Mots-clé : Cavaillé-Coll

Yoann Tardivel, l’organiste qui fait redécouvrir Saint-Saëns

par https://www.handsandvoicesor.org/

L’organiste Yoann Tardivel nous offre un album dédié à la musique pour orgue de Camille Saint-Saëns (Editions Hortus). Après un disque dédié à César Franck, le musicien nous fait découvrir un pan entier encore trop méconnu de l’oeuvre de ce compositeur.   

Après des oeuvres de César Franck, votre nouvel album est dédié à Camille Saint-Saëns ? Pourquoi ce choix ?  

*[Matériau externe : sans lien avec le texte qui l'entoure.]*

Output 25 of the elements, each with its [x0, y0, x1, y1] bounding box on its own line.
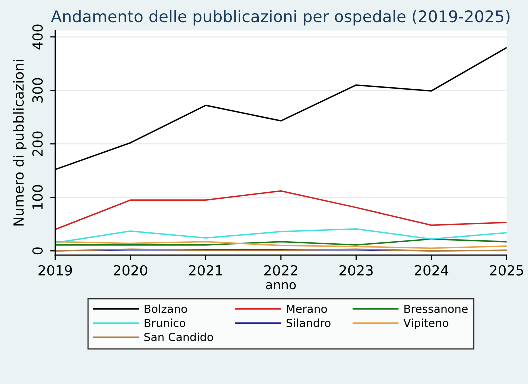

C’est justement en travaillant au disque consacré aux 3 Chorals de Franck que j’ai découvert la musique d’orgue de Camille Saint-Saëns. J’ai longtemps pensé que l’œuvre d’orgue de Franck n’avait aucun équivalent dans le répertoire romantique français. Le fait que son œuvre ait été à tel point sanctuarisée par des générations d’organistes accentue évidemment cette impression. Pendant les années où Franck conçoit les pièces d’orgue op 16 à 21, (un véritable événement dans notre répertoire!), Saint-Saëns était organiste à l’église de la Madeleine à Paris, et une personnalité importante du monde de l’orgue et pourtant alors qu’il est un compositeur a priori plus populaire que Franck, son œuvre d’orgue n’a pas réellement fait son chemin aux travers des décennies. Après avoir travaillé sur ce répertoire, je pense que de rapprocher cet alpha et cet oméga de la musique romantique est important pour bien cerner le développement de l’orgue romantique français tout autant qu’un certain nombre d’aspects propres à la nature de son répertoire.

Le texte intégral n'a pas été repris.